Oh, mais on le savait ! A l’époque où on voyait tous ces films, c’était une activité honteuse. Les deux seuls cinéastes dont il était permis de parler avec respect étaient Fellini et Bergman. Il n’y avait que les prolos qui allaient au cinéma. Pas d’intellos, c’était pire que d’écouter du rap, ou un autre équivalent aujourd’hui. Ecrire des choses sérieuses sur des trucs de gamins, tous les intellectuels se foutaient de nous ! Quand on a vu George Cukor avec Daney, il lui a dit : « Dans vos films, le thème, c’est Pygmalion. » Et l’autre se foutait de sa gueule : « Mais mon pauvre garçon, je n’écris même pas mes scénarios, c’est n’importe quoi. Serge avait raison quand même, mais tout le monde rigolait.» On écrivait avec trop de sérieux sur des gens à propos desquels rien n’avait jamais été écrit.

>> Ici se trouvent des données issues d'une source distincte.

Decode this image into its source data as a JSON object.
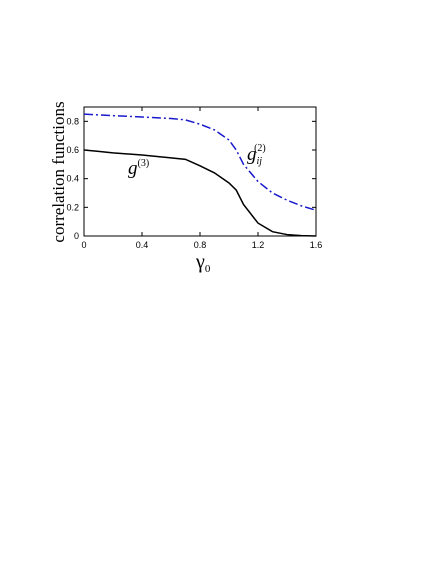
{
  "chart_data": {
    "type": "line",
    "ylabel": "correlation functions",
    "xlabel": {
      "base": "γ",
      "sub": "0"
    },
    "xlim": [
      0,
      1.6
    ],
    "xticks": [
      0,
      0.4,
      0.8,
      1.2,
      1.6
    ],
    "ylim": [
      0,
      0.9
    ],
    "yticks": [
      0,
      0.2,
      0.4,
      0.6,
      0.8
    ],
    "series": [
      {
        "label": {
          "base": "g",
          "sub": "ij",
          "sup": "(2)"
        },
        "color": "#1a1acc",
        "dash": "dashdot",
        "x": [
          0,
          0.2,
          0.4,
          0.6,
          0.7,
          0.8,
          0.9,
          1.0,
          1.05,
          1.1,
          1.2,
          1.3,
          1.4,
          1.5,
          1.6
        ],
        "values": [
          0.85,
          0.84,
          0.83,
          0.82,
          0.81,
          0.78,
          0.74,
          0.67,
          0.6,
          0.5,
          0.38,
          0.3,
          0.25,
          0.21,
          0.18
        ]
      },
      {
        "label": {
          "base": "g",
          "sup": "(3)"
        },
        "color": "#000000",
        "dash": "solid",
        "x": [
          0,
          0.1,
          0.2,
          0.4,
          0.6,
          0.7,
          0.8,
          0.9,
          1.0,
          1.05,
          1.1,
          1.2,
          1.3,
          1.4,
          1.5,
          1.6
        ],
        "values": [
          0.6,
          0.59,
          0.58,
          0.565,
          0.545,
          0.535,
          0.49,
          0.44,
          0.37,
          0.32,
          0.22,
          0.09,
          0.03,
          0.01,
          0.003,
          0
        ]
      }
    ]
  }
}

Ce n’est arrivé qu’une fois : que des inconnus deviennent d’un seul coup des artistes par le simple fait que des débiles écrivaient sur eux.

VOUS NE ME FEREZ PAS CROIRE QUE JOHN FORD NE SE VIVAIT PAS COMME UN ARTISTE.
Il se vivait plus comme un militaire, un amiral, que comme un artiste. Non, « artiste », le mot ne va pas.

ON N’A PAS DU TOUT PARLÉ DE LAURENT JOFFRIN.
Parce qu’il n’y a pas grand chose à dire sur lui. Ce sont les journalistes de base qui font de Libé ce qu’il est. Lui, il a été nommé, un autre aurait pu être nommé à sa place. Ce n’est juste pas quelqu’un de très sympathique…

«SKORECKI DÉMÉNAGE»: LE SAMEDI 10 JUILLET À 19H45. CINÉ CINÉMA CLUB (REDIFFUSION EN SEPTEMBRE). HTTP://SKORECKI.BLOGSPOT.COM
ENTRETIEN LÉO HADDAD (MERCI À KARINE DURANCE ET NICOLAS SANTOLARIA)

LOUIS SKORECKI, LA LIFE
1943 : Naissance.
1964 : Rédacteur aux «Cahiers du cinéma». Y collabore épisodiquement pendant vingt ans.
1983 : Entre à «Libé», son premier job à 40 ans.
1984 : Publie son célèbre article «Contre la nouvelle cinéphilie» dans «les Cahiers».
2007 : Quitte «Libé».
2010 : Coréalise «Skorecki déménage», fragments de son douloureux départ de «Libé».